What the Results Suggest
The headline finding from the paper is that current frontier systems struggled on the benchmark.
Claude Sonnet 4.6 achieved the highest reported score at 15.4%, followed by Claude Opus 4.7 at 11.9%. OpenAI's GPT-5.5 scored 9.4%, while Claude Opus 4.8 and Gemini 3.5 Flash scored 8.7% and 8.6%, respectively.
The authors also report high hallucination rates on certain multi-step reasoning tasks and note that newer generations of models did not consistently outperform earlier versions.
Benchmark results should always be interpreted cautiously, particularly when they originate from organizations with direct exposure to the problem being measured.
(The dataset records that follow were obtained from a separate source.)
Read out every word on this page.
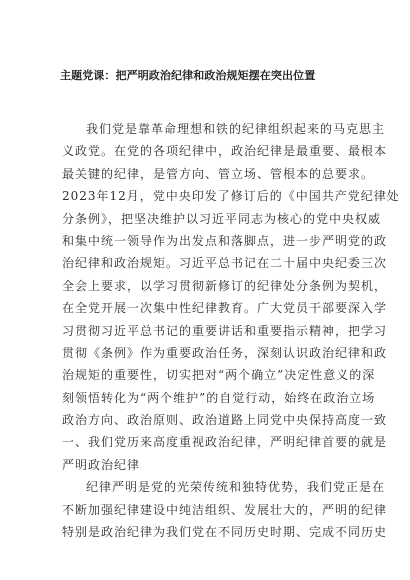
主题党课：把严明政治纪律和政治规矩摆在突出位置
我们党是靠革命理想和铁的纪律组织起来的马克思主
义政党。在党的各项纪律中，政治纪律是最重要、最根本
最关键的纪律，是管方向、管立场、管根本的总要求。
2023年12月，党中央印发了修订后的《中国共产党纪律处
分条例》，把坚决维护以习近平同志为核心的党中央权威
和集中统一领导作为出发点和落脚点，进一步严明党的政
治纪律和政治规矩。习近平总书记在二十届中央纪委三次
全会上要求，以学习贯彻新修订的纪律处分条例为契机，
在全党开展一次集中性纪律教育。广大党员干部要深入学
习贯彻习近平总书记的重要讲话和重要指示精神，把学习
贯彻《条例》作为重要政治任务，深刻认识政治纪律和政
治规矩的重要性，切实把对“两个确立”决定性意义的深
刻领悟转化为“两个维护”的自觉行动，始终在政治立场
政治方向、政治原则、政治道路上同党中央保持高度一致
一、我们党历来高度重视政治纪律，严明纪律首要的就是
严明政治纪律
纪律严明是党的光荣传统和独特优势，我们党正是在
不断加强纪律建设中纯洁组织、发展壮大的，严明的纪律
特别是政治纪律为我们党在不同历史时期、完成不同历史
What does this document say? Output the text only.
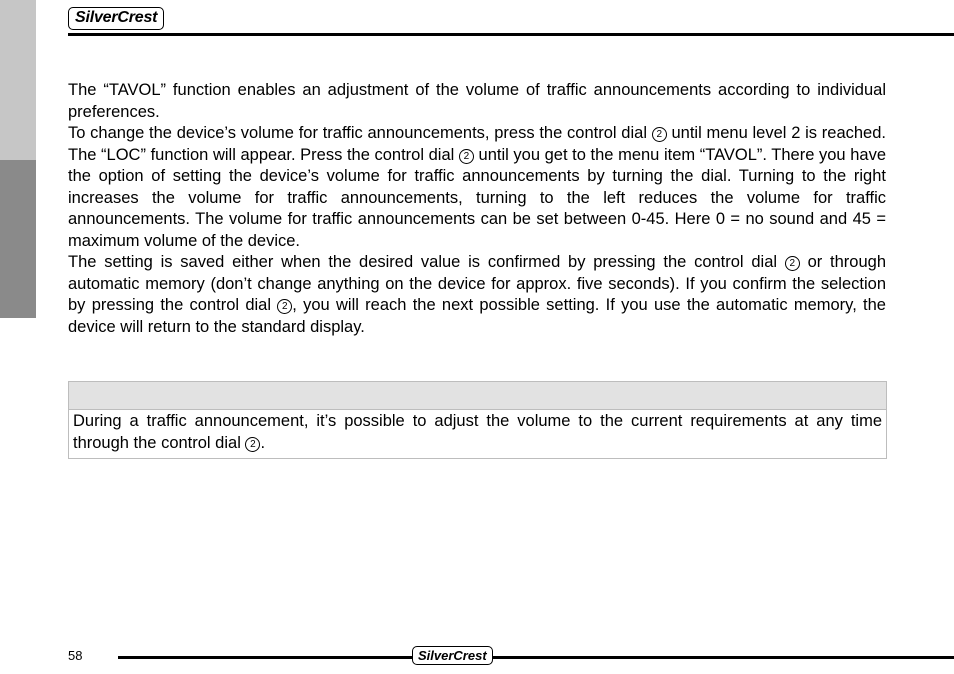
SilverCrest

The “TAVOL” function enables an adjustment of the volume of traffic announcements according to individual preferences.

To change the device’s volume for traffic announcements, press the control dial 2 until menu level 2 is reached. The “LOC” function will appear. Press the control dial 2 until you get to the menu item “TAVOL”. There you have the option of setting the device’s volume for traffic announcements by turning the dial. Turning to the right increases the volume for traffic announcements, turning to the left reduces the volume for traffic announcements. The volume for traffic announcements can be set between 0-45. Here 0 = no sound and 45 = maximum volume of the device.

The setting is saved either when the desired value is confirmed by pressing the control dial 2 or through automatic memory (don’t change anything on the device for approx. five seconds). If you confirm the selection by pressing the control dial 2 , you will reach the next possible setting. If you use the automatic memory, the device will return to the standard display.

During a traffic announcement, it’s possible to adjust the volume to the current requirements at any time through the control dial 2 .
58	SilverCrest
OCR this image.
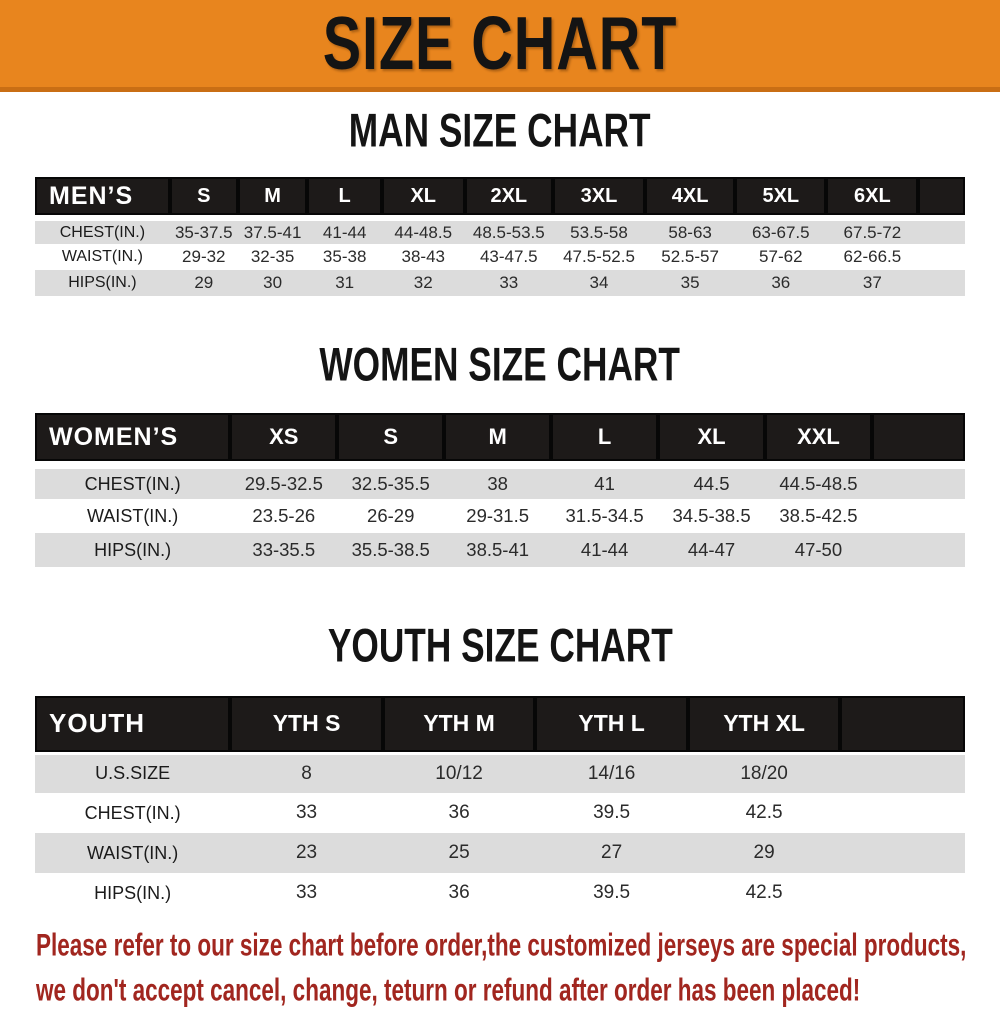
SIZE CHART
MAN SIZE CHART
MEN’S	S	M	L	XL	2XL	3XL	4XL	5XL	6XL	
CHEST(IN.)	35-37.5	37.5-41	41-44	44-48.5	48.5-53.5	53.5-58	58-63	63-67.5	67.5-72	
WAIST(IN.)	29-32	32-35	35-38	38-43	43-47.5	47.5-52.5	52.5-57	57-62	62-66.5	
HIPS(IN.)	29	30	31	32	33	34	35	36	37	
WOMEN SIZE CHART
WOMEN’S	XS	S	M	L	XL	XXL	
CHEST(IN.)	29.5-32.5	32.5-35.5	38	41	44.5	44.5-48.5	
WAIST(IN.)	23.5-26	26-29	29-31.5	31.5-34.5	34.5-38.5	38.5-42.5	
HIPS(IN.)	33-35.5	35.5-38.5	38.5-41	41-44	44-47	47-50	
YOUTH SIZE CHART
YOUTH	YTH S	YTH M	YTH L	YTH XL	
U.S.SIZE	8	10/12	14/16	18/20	
CHEST(IN.)	33	36	39.5	42.5	
WAIST(IN.)	23	25	27	29	
HIPS(IN.)	33	36	39.5	42.5	

Please refer to our size chart before order,the customized jerseys are special products,

we don't accept cancel, change, teturn or refund after order has been placed!
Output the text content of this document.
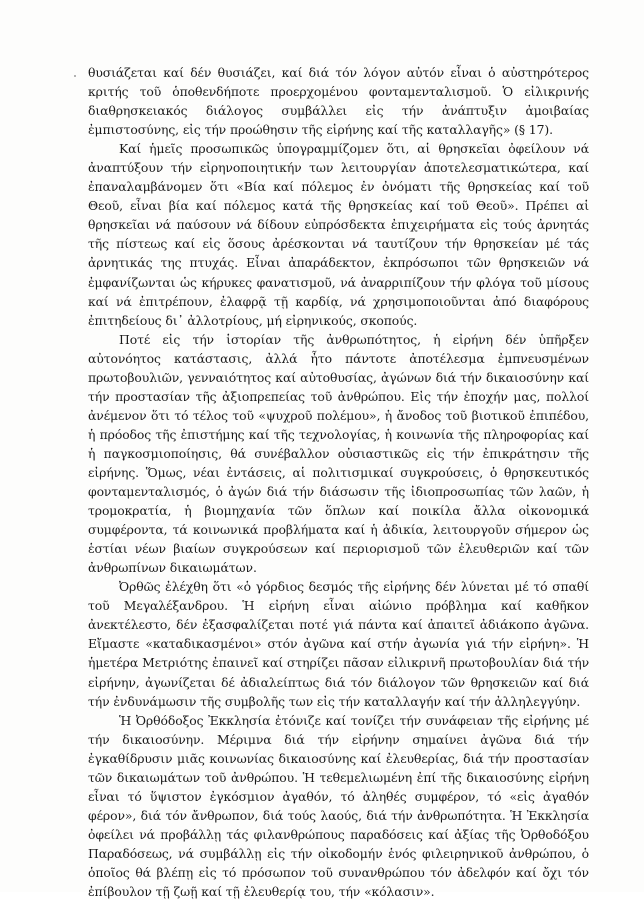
θυσιάζεται καί δέν θυσιάζει, καί διά τόν λόγον αὐτόν εἶναι ὁ αὐστηρότερος κριτής τοῦ ὁποθενδήποτε προερχομένου φονταμενταλισμοῦ. Ὁ εἰλικρινής διαθρησκειακός διάλογος συμβάλλει εἰς τήν ἀνάπτυξιν ἀμοιβαίας ἐμπιστοσύνης, εἰς τήν προώθησιν τῆς εἰρήνης καί τῆς καταλλαγῆς» (§ 17).

Καί ἡμεῖς προσωπικῶς ὑπογραμμίζομεν ὅτι, αἱ θρησκεῖαι ὀφείλουν νά ἀναπτύξουν τήν εἰρηνοποιητικήν των λειτουργίαν ἀποτελεσματικώτερα, καί ἐπαναλαμβάνομεν ὅτι «Βία καί πόλεμος ἐν ὀνόματι τῆς θρησκείας καί τοῦ Θεοῦ, εἶναι βία καί πόλεμος κατά τῆς θρησκείας καί τοῦ Θεοῦ». Πρέπει αἱ θρησκεῖαι νά παύσουν νά δίδουν εὐπρόσδεκτα ἐπιχειρήματα εἰς τούς ἀρνητάς τῆς πίστεως καί εἰς ὅσους ἀρέσκονται νά ταυτίζουν τήν θρησκείαν μέ τάς ἀρνητικάς της πτυχάς. Εἶναι ἀπαράδεκτον, ἐκπρόσωποι τῶν θρησκειῶν νά ἐμφανίζωνται ὡς κήρυκες φανατισμοῦ, νά ἀναρριπίζουν τήν φλόγα τοῦ μίσους καί νά ἐπιτρέπουν, ἐλαφρᾷ τῇ καρδίᾳ, νά χρησιμοποιοῦνται ἀπό διαφόρους ἐπιτηδείους δι᾽ ἀλλοτρίους, μή εἰρηνικούς, σκοπούς.

Ποτέ εἰς τήν ἱστορίαν τῆς ἀνθρωπότητος, ἡ εἰρήνη δέν ὑπῆρξεν αὐτονόητος κατάστασις, ἀλλά ἦτο πάντοτε ἀποτέλεσμα ἐμπνευσμένων πρωτοβουλιῶν, γενναιότητος καί αὐτοθυσίας, ἀγώνων διά τήν δικαιοσύνην καί τήν προστασίαν τῆς ἀξιοπρεπείας τοῦ ἀνθρώπου. Εἰς τήν ἐποχήν μας, πολλοί ἀνέμενον ὅτι τό τέλος τοῦ «ψυχροῦ πολέμου», ἡ ἄνοδος τοῦ βιοτικοῦ ἐπιπέδου, ἡ πρόοδος τῆς ἐπιστήμης καί τῆς τεχνολογίας, ἡ κοινωνία τῆς πληροφορίας καί ἡ παγκοσμιοποίησις, θά συνέβαλλον οὐσιαστικῶς εἰς τήν ἐπικράτησιν τῆς εἰρήνης. Ὅμως, νέαι ἐντάσεις, αἱ πολιτισμικαί συγκρούσεις, ὁ θρησκευτικός φονταμενταλισμός, ὁ ἀγών διά τήν διάσωσιν τῆς ἰδιοπροσωπίας τῶν λαῶν, ἡ τρομοκρατία, ἡ βιομηχανία τῶν ὅπλων καί ποικίλα ἄλλα οἰκονομικά συμφέροντα, τά κοινωνικά προβλήματα καί ἡ ἀδικία, λειτουργοῦν σήμερον ὡς ἑστίαι νέων βιαίων συγκρούσεων καί περιορισμοῦ τῶν ἐλευθεριῶν καί τῶν ἀνθρωπίνων δικαιωμάτων.

Ὀρθῶς ἐλέχθη ὅτι «ὁ γόρδιος δεσμός τῆς εἰρήνης δέν λύνεται μέ τό σπαθί τοῦ Μεγαλέξανδρου. Ἡ εἰρήνη εἶναι αἰώνιο πρόβλημα καί καθῆκον ἀνεκτέλεστο, δέν ἐξασφαλίζεται ποτέ γιά πάντα καί ἀπαιτεῖ ἀδιάκοπο ἀγῶνα. Εἴμαστε «καταδικασμένοι» στόν ἀγῶνα καί στήν ἀγωνία γιά τήν εἰρήνη». Ἡ ἡμετέρα Μετριότης ἐπαινεῖ καί στηρίζει πᾶσαν εἰλικρινῆ πρωτοβουλίαν διά τήν εἰρήνην, ἀγωνίζεται δέ ἀδιαλείπτως διά τόν διάλογον τῶν θρησκειῶν καί διά τήν ἐνδυνάμωσιν τῆς συμβολῆς των εἰς τήν καταλλαγήν καί τήν ἀλληλεγγύην.

Ἡ Ὀρθόδοξος Ἐκκλησία ἐτόνιζε καί τονίζει τήν συνάφειαν τῆς εἰρήνης μέ τήν δικαιοσύνην. Μέριμνα διά τήν εἰρήνην σημαίνει ἀγῶνα διά τήν ἐγκαθίδρυσιν μιᾶς κοινωνίας δικαιοσύνης καί ἐλευθερίας, διά τήν προστασίαν τῶν δικαιωμάτων τοῦ ἀνθρώπου. Ἡ τεθεμελιωμένη ἐπί τῆς δικαιοσύνης εἰρήνη εἶναι τό ὕψιστον ἐγκόσμιον ἀγαθόν, τό ἀληθές συμφέρον, τό «εἰς ἀγαθόν φέρον», διά τόν ἄνθρωπον, διά τούς λαούς, διά τήν ἀνθρωπότητα. Ἡ Ἐκκλησία ὀφείλει νά προβάλλῃ τάς φιλανθρώπους παραδόσεις καί ἀξίας τῆς Ὀρθοδόξου Παραδόσεως, νά συμβάλλῃ εἰς τήν οἰκοδομήν ἑνός φιλειρηνικοῦ ἀνθρώπου, ὁ ὁποῖος θά βλέπῃ εἰς τό πρόσωπον τοῦ συνανθρώπου τόν ἀδελφόν καί ὄχι τόν ἐπίβουλον τῇ ζωῇ καί τῇ ἐλευθερίᾳ του, τήν «κόλασιν».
Even so, the findings align with a pattern that has emerged across several recent agent evaluations.
Accessing information is becoming increasingly commoditized.
Reasoning over that information remains considerably more difficult.
The Questions Hedge-Bench Raises
The benchmark's most distinctive characteristic may also become its most debated.
Unlike many existing evaluations, Hedge-Bench relies heavily on reasoning traces produced by professional analysts.
That approach creates a more realistic representation of investment work, but it also raises questions about evaluation methodology.
How many valid ways are there to analyze a company?
Should multiple reasoning paths receive equal credit?
How much disagreement exists among experienced investors working from the same information?
And to what extent should benchmark performance be measured against a particular expert process rather than an objective outcome?
Those questions extend well beyond finance.
Researchers building evaluations for law, consulting, scientific research, medicine, and other professional domains face many of the same challenges. The closer benchmarks move toward human judgment, the harder they become to score deterministically.
In that sense, Hedge-Bench may be as interesting for the methodological questions it raises as for the scores it reports.
More Than a Benchmark
For Trata, the release serves as both a research contribution and a glimpse into the company's broader strategy.
Many startups are building systems that consume financial information. Trata appears to be building around something more specific: the reasoning processes of the people who interpret that information for a living.
That distinction may prove important.
Data is increasingly abundant. Financial documents are widely available. Earnings calls are transcribed instantly. Research tools have never been more accessible.
Expert reasoning remains considerably harder to collect.
Whether that becomes a durable competitive advantage for Trata remains an open question. What is clear is that the company has assembled a dataset that few organizations possess, and Hedge-Bench offers one of the first public views into how it may be used.
As AI benchmarks continue their migration from academic exercises toward real-world occupations, Hedge-Bench provides an early example of what that next generation of evaluation may look like.